To force my husband to sell his beloved watch?
AcrossthePond55 · 03/09/2015 16:03

I'm just curious. Has he said why he won't sell? I assume it's not because of lingering attachment to the ex. Is it just that he likes the idea/stealth boast of having a £20k timepiece on his wrist? Is it a reminder of some past great times he had (like a fab holiday where she gave him the watch) without specifically including her in the equation?

I have a lovely ring that an ex bought me on a holiday. I never wear it anymore, but when I see it I'm reminded of a beautiful place. The ex turned out to be a real prick, but I can 'erase' him out of the memory.

Bottlecap · 03/09/2015 16:04

Sorry but a £20k watch is a status symbol. You can get a beautiful, functional watch for a hell of a lot less than £20k.

That is entirely subjective.

NameChange30 · 03/09/2015 16:05

I wonder what the responses would be like if the roles were reversed:
"DH and I want to extend our house so our children can each have their own bedroom, but we don't have the spare cash. I have a £20k ring that was a present from an ex, I love it and wear it every day.

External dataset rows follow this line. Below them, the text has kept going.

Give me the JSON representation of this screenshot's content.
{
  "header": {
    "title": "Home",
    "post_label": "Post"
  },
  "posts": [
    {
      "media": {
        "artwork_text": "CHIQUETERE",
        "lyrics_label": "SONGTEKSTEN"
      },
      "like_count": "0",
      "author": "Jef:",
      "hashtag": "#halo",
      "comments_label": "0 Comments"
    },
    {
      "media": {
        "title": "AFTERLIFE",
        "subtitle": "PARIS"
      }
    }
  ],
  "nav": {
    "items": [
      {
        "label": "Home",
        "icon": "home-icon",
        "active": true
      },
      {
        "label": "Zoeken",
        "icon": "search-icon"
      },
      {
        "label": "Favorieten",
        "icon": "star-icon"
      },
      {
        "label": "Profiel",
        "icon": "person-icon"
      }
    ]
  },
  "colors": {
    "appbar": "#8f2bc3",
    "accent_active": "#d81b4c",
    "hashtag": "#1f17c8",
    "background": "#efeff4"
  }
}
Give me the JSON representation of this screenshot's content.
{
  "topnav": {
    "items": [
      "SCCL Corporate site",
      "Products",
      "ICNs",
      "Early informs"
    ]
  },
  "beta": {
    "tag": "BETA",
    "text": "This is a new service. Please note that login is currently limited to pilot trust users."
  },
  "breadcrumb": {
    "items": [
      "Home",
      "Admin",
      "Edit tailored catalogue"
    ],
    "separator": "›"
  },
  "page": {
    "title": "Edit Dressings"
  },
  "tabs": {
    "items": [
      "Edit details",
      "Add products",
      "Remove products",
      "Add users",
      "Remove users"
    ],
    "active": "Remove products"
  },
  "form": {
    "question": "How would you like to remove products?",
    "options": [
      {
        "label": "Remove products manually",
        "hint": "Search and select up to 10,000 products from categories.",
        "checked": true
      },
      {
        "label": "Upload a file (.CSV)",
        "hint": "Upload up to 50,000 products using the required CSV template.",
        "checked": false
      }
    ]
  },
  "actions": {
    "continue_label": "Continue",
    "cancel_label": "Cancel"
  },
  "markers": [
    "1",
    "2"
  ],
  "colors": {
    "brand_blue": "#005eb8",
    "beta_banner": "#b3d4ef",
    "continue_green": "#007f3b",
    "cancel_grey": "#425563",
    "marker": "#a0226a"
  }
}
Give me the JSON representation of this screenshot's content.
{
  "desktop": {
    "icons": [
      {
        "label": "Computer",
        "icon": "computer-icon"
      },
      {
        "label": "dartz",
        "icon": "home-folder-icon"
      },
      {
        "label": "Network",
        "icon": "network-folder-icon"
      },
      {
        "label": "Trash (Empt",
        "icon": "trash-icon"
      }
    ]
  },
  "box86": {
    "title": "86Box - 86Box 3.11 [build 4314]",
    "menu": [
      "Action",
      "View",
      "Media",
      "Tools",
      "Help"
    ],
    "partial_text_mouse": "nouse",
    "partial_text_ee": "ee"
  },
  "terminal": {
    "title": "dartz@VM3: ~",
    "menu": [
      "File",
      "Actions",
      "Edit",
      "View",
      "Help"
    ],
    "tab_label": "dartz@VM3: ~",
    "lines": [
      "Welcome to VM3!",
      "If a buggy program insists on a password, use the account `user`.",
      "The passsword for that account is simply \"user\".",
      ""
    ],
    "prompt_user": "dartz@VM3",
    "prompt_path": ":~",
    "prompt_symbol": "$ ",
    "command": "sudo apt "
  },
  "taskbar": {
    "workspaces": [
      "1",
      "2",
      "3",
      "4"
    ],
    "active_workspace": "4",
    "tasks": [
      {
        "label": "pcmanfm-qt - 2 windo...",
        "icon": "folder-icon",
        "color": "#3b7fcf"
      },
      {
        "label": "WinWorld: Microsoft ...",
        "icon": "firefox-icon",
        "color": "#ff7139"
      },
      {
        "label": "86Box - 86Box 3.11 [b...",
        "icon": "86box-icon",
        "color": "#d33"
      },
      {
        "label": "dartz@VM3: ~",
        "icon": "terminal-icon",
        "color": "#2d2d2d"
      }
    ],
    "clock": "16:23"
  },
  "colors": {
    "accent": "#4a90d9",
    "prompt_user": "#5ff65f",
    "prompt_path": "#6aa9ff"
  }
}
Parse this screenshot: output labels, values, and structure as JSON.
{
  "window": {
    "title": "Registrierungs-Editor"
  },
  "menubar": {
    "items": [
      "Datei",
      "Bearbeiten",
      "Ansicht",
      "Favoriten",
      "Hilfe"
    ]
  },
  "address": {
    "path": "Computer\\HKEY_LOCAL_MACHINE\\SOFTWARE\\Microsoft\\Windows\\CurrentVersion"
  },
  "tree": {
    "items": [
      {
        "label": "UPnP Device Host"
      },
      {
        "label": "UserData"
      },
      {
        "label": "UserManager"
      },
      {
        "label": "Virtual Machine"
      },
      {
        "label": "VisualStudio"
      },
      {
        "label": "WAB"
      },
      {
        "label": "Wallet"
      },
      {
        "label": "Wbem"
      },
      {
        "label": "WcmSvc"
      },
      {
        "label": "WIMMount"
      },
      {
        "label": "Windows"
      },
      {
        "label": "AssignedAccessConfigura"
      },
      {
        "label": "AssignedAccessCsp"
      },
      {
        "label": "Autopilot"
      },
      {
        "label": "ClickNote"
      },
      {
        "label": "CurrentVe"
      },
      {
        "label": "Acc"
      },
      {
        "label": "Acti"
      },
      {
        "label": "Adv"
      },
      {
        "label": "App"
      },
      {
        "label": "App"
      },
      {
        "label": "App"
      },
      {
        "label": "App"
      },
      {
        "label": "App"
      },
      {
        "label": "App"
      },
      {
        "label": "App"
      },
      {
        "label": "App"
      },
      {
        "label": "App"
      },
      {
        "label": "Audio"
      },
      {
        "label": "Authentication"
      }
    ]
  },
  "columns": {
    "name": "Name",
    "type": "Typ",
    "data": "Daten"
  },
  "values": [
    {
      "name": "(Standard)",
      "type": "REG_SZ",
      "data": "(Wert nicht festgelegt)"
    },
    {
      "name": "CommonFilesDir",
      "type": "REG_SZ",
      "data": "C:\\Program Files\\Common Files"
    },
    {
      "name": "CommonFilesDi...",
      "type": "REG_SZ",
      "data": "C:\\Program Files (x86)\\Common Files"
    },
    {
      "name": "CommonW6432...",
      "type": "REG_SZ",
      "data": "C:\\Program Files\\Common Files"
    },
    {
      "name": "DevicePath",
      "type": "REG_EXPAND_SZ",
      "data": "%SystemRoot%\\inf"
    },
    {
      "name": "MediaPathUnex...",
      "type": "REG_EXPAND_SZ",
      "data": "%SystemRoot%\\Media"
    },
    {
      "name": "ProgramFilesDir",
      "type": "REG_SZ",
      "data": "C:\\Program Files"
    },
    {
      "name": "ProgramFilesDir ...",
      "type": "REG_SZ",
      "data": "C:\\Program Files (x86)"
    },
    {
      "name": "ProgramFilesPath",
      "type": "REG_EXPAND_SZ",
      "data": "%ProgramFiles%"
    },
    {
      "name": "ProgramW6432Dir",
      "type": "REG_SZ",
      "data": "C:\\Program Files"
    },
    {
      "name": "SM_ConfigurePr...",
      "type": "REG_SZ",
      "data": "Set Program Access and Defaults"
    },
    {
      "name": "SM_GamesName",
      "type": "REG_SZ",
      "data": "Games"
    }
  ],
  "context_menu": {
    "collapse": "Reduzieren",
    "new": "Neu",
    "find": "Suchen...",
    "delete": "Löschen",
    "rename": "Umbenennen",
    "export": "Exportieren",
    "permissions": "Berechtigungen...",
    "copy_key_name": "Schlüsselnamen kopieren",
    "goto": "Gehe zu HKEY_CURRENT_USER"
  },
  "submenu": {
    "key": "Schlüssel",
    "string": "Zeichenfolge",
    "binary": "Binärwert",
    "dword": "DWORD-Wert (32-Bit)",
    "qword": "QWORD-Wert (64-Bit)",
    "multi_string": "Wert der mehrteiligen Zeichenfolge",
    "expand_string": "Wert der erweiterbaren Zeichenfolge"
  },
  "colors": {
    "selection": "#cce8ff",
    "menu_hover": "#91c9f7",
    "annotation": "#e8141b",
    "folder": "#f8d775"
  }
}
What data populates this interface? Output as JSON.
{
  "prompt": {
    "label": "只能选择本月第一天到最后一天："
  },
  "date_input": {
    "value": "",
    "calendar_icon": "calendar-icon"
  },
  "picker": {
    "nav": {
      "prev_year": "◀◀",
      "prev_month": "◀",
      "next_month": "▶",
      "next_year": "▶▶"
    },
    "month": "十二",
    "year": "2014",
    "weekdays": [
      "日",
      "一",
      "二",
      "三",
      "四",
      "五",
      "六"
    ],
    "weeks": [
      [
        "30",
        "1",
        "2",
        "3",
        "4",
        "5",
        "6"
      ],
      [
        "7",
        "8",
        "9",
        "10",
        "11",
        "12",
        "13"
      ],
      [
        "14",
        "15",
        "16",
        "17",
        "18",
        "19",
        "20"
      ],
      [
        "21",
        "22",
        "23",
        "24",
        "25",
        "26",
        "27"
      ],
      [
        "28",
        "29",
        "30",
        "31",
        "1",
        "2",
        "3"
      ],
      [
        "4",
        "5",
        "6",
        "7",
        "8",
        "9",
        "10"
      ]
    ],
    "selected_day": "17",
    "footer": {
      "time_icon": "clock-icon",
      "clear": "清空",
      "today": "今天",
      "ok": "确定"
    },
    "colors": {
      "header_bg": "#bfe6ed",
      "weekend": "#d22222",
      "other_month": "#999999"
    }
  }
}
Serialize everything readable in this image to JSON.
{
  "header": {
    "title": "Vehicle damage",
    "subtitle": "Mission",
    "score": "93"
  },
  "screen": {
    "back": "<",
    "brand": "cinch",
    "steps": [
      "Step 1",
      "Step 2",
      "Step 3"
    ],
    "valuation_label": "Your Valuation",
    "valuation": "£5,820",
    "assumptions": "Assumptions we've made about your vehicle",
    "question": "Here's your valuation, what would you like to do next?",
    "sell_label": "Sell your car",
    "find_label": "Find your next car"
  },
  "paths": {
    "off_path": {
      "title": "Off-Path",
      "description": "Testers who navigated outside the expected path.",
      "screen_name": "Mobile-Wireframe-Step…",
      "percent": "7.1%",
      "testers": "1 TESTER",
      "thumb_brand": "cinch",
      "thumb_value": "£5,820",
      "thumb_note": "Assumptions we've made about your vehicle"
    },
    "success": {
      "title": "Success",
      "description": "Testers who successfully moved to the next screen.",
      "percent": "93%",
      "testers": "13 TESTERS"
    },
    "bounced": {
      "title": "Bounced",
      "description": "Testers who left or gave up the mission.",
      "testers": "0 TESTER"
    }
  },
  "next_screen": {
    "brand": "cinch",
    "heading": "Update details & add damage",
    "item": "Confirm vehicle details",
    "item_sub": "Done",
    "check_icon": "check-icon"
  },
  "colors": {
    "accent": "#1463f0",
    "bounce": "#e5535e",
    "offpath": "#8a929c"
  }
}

DH says I should sell the ring to pay for the extension but I don't want to. AIBU?"
I bet most people would tell the OP to stop being a selfish materialistic cow and start prioritising the needs of her family.

ThatDoesntMeanWhatYouThinkItMe · 03/09/2015 16:07

In no universe would I rather have a watch than £20k cash.

He's basically got a £20k asset all to himself and you and the kids can't benefit from it. Doesn't really seem in the spirit of family team playing.

BabyGanoush · 03/09/2015 16:08

ehm, I think the materialistic one is the OP

NameChange30 · 03/09/2015 16:12

Baby eh?! Wanting a comfortable home for your family is not materialistic.

LovelyFriend · 03/09/2015 16:12

I'm not saying no one else is allowed to own one.

I'm saying if he were my P and he preferred to wear an expensive watch than give his growing DC an bedroom each, I'd lose respect for him.

And I would.

And seriously you do not need a watch to tell the time these days. It's a luxury item - which is fine. If you want to prioritise telling the time with a £20k watch over home improvements then go for it. Just don't expect you P and DC to respect your decision.

MovingOnUpMovingOnOut · 03/09/2015 16:13

I've no idea what Oxford's husband's inheritance has to do with anything, but as we're off on unrelated tangents then I shall add that when I inherited a considerable sum I decided what to spend it on.

I can't recall consulting dh beyond telling him and asking if he wanted to go on the particular trip I was planning with part of it or if we should go somewhere else.

It didn't even occur to me to ask him. It was my inheritance, from my grandparent. Dh enjoyed some of the benefits but ultimately it was my money which I spent on me!